I build steel bicycles and one of the problems we have is mitering the thin wall tubing. I would like to try to use abrasive diamond cutters to miter the tubes as opposed to a metal hole saw to avoid chatter and get a more precise cut. I was told by a machinist that this is a bad idea because the steel is "carbon hungry" and will "absorb" carbon from the diamond cutter and weaken the area when it is then welded to the adjacent tube.

Is this a legitament concern?

Thanks in advance for any help, Ted

RE: Steel contamination

As long as the steel isn't getting red hot or melting during cutting, carbon pickup shouldn't be much of an issue.  I.e. use a good coolant when cutting.  What steel are you using, presumably a medium-carbon Cr/Mo (4140 or similar)?

RE: Steel contamination

(OP)
First, Thanks for the quick response.

I use a good bit of 4130 with wall thickness of 0.024,0.035 and 0.049. These aren't too bad but some of the specialty alloys like reynolds 853 at 0.7 and 0.8mm, they are soo tough that the teeth simply break off of a bimetal hole saw. I recently tried an annular cutter but the teeth seem too agressive for the thin wall material I am using, it actually "snagged" the tube, breaking the cutter and bending up the tube.

My other concern is getting a precise cut.
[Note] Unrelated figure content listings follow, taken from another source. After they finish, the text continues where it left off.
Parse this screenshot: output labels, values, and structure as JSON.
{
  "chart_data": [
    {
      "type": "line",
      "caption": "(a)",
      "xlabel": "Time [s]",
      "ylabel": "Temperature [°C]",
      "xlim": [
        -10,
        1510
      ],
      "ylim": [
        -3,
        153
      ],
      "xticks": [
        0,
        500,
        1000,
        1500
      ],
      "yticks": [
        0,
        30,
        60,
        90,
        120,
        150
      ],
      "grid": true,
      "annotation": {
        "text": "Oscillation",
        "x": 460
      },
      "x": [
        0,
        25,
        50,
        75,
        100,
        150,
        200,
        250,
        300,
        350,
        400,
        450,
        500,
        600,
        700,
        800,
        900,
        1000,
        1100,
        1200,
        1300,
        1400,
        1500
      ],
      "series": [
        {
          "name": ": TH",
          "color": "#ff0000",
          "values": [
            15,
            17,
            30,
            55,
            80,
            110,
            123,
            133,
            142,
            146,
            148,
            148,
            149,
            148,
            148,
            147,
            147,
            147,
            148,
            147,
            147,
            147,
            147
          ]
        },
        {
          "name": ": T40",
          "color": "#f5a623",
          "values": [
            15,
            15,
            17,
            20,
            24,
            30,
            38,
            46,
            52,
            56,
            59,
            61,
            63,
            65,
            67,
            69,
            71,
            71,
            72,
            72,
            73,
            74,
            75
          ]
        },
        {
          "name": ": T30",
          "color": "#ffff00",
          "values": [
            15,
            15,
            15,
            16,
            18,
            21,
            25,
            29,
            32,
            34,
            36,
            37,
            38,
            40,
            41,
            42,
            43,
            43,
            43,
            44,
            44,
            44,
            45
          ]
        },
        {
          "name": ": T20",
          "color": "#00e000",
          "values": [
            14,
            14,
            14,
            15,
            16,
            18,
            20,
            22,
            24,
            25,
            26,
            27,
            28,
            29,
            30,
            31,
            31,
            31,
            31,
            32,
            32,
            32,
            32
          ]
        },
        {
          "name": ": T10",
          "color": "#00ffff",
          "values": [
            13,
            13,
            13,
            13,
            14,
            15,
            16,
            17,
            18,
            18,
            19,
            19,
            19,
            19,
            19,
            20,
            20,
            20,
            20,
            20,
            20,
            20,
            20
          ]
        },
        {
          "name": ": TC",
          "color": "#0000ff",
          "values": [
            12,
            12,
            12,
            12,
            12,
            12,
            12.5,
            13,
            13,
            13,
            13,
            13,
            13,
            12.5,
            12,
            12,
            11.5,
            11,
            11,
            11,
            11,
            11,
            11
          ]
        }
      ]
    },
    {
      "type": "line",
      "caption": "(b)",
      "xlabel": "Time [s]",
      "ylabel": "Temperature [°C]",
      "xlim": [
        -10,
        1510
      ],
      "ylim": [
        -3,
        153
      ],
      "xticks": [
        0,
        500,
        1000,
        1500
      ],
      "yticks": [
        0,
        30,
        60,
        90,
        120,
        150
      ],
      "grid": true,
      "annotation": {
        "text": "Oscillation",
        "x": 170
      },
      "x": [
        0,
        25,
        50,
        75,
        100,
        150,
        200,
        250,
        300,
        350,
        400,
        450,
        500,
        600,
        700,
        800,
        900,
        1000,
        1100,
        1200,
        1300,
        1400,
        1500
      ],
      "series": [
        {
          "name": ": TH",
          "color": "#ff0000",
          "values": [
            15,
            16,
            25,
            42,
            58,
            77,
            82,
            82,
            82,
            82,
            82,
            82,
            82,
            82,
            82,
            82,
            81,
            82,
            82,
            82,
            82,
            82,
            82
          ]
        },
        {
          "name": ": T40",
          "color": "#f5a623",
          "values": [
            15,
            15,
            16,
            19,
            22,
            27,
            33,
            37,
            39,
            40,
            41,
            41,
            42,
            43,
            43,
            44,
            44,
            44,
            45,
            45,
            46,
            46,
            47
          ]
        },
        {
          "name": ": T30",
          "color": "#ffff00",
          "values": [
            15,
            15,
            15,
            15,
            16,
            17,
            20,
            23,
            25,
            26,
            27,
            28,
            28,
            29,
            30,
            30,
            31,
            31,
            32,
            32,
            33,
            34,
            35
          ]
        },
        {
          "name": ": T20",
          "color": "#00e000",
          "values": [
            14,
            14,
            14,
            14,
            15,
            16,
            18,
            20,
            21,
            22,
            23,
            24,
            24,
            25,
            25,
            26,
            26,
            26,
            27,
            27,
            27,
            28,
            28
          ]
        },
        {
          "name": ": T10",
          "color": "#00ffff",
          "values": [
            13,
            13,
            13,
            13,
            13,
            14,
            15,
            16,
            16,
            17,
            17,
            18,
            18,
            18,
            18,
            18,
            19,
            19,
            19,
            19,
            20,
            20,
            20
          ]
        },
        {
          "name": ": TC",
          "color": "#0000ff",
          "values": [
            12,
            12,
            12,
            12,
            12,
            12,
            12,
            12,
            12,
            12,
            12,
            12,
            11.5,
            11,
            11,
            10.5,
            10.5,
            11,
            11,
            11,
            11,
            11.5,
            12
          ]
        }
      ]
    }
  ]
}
If the miters are not precise the tig welding becomes difficult

Anyway thanks for the tip, I will give one a whirl tomorrow.

RE: Steel contamination

Run it wet and you should be fine.  can you get CBN instead of diamond?  That would reduce the risk further.

= = = = = = = = = = = = = = = = = = = =
Plymouth Tube

RE: Steel contamination

Why are you welding a steel like 853 when it was designed to be low-temperature brazed?  Didn't you have to braze a test frame and ship it to Reynolds for testing before they'd sell you tubing for production?

That's how it was when Reynolds went from 531 to 853 years ago.  They wanted to make sure you could braze it w/o overheating it and killing the strength in the HAZs.

Gold is for the mistress - silver for the maid
Copper for the craftsman cunning in his trade.
"Good!" said the Baron, sitting in his hall
But iron - cold iron is the master of them all.